Os familiares e amigos do Mico já sabem que estou me referindo ao imortal Moacyr Scliar. Imortal, pois foi aceito na Academia Brasileira de Letras por unanimidade, com um só voto de abstenção que foi, quase certo, de Paulo Coelho. O primo tinha criticado o quanto ele copiava histórias sem dar a fonte.

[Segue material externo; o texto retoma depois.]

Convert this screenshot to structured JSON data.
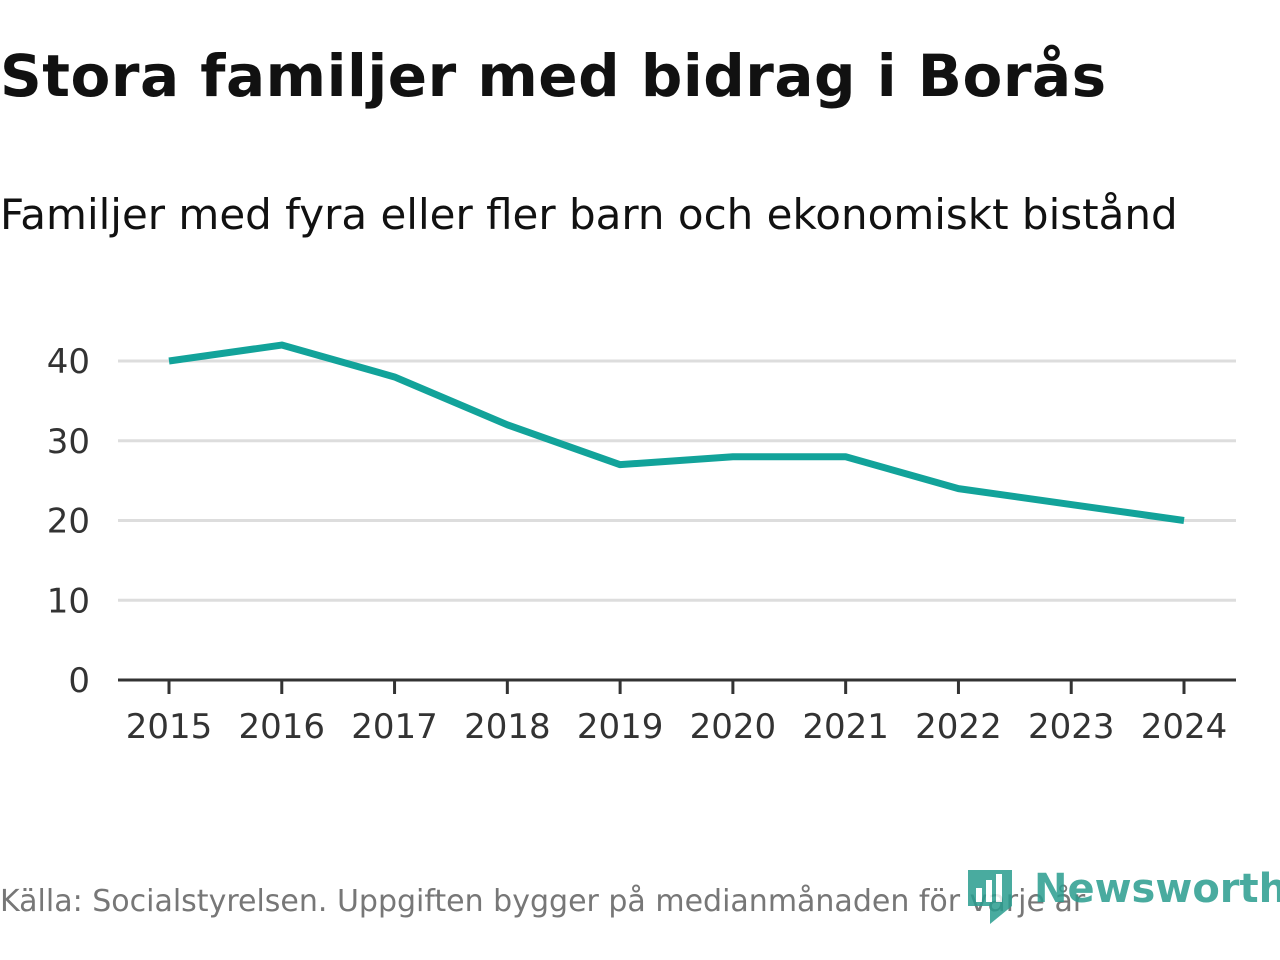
{
  "title": "Stora familjer med bidrag i Borås",
  "subtitle": "Familjer med fyra eller fler barn och ekonomiskt bistånd",
  "footer": "Källa: Socialstyrelsen. Uppgiften bygger på medianmånaden för varje år",
  "brand": {
    "name": "Newsworthy",
    "color": "#2a9d8f"
  },
  "colors": {
    "line": "#12a39a",
    "grid": "#dddddd",
    "axis": "#333333"
  },
  "chart_data": {
    "type": "line",
    "title": "Stora familjer med bidrag i Borås",
    "subtitle": "Familjer med fyra eller fler barn och ekonomiskt bistånd",
    "xlabel": "",
    "ylabel": "",
    "x": [
      "2015",
      "2016",
      "2017",
      "2018",
      "2019",
      "2020",
      "2021",
      "2022",
      "2023",
      "2024"
    ],
    "series": [
      {
        "name": "Familjer",
        "values": [
          40,
          42,
          38,
          32,
          27,
          28,
          28,
          24,
          22,
          20
        ]
      }
    ],
    "yticks": [
      0,
      10,
      20,
      30,
      40
    ],
    "ylim": [
      0,
      40
    ],
    "grid": true,
    "legend": "none"
  }
}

A Tia Sara era a mãe do Moacyr, como professora estimulou o filho a escrever desde criança em papel de pão. Nunca conversamos muito, mas sempre foram conversas marcantes sobre literatura, psicanálise, o mundo em geral. Ele era preocupado com a beleza das frases, cuidadoso com o uso das palavras. Nunca gostou muito do que eu escrevia até o livro “Quem pensas tu que eu sou?” de 2008. Aí me enviou um e-mail no qual escreveu: “Agora estás em outro nível”. Numa frase ele apoiou meu desejo de aprender a escrever, e aí passei a ser entusiasmado por números e palavras.

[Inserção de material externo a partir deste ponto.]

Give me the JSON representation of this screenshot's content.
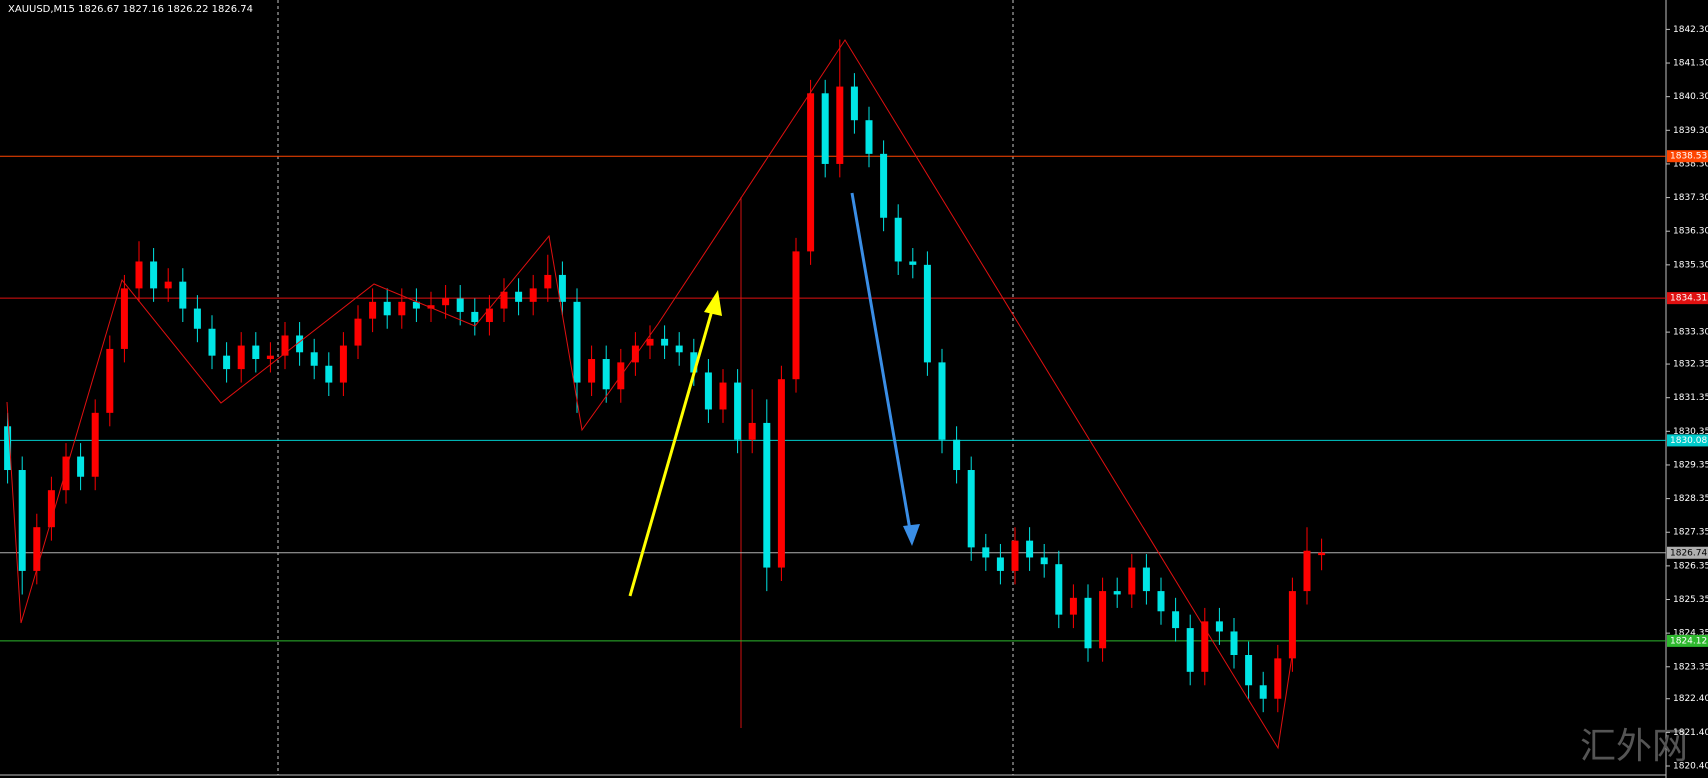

Agora me ocorreu escrever um e-mail para ele, que chegará a todos que o conheceram, ou aos que o leram, e quem sabe a mais gente. E-mail foi a forma na qual mais conversamos, e toda semana, durante anos, eu comentava por e-mail sua crônica na “Folha de São Paulo”, que fazia a partir de uma ocorrência qualquer. De uma nota ele inventava uma história engraçada. Então aí vai o e-mail:
“Querido primo, tu fazes muita falta aqui na Terra, no Brasil e na nosso Porto Alegre. Estás fazendo 88 anos, logo, saibas que teus familiares, amigos e leitores não te esqueceram. Tua querida Judith com seu irmão Gabriel cuidam muito da edição dos teus oitenta livros, mais ou menos. Obrigado por tudo, és imortal de verdade, gratidão sempre por tuas inúmeras críticas, e saibas que, ao morreres em 2011, eu pensei, com dor, que morria a quem eu pediria o prefácio do livro ‘Humor é coisa séria’. Mico, acho que gostarias dele que até ganhou um prêmio literário. Gratidão, amigo, sempre, segues sendo lido e quando sinto saudades tuas releio “O Texto ou: A Vida- uma trajetória literária ou um conto ou ensaio. Feliz aniversário, Mico”.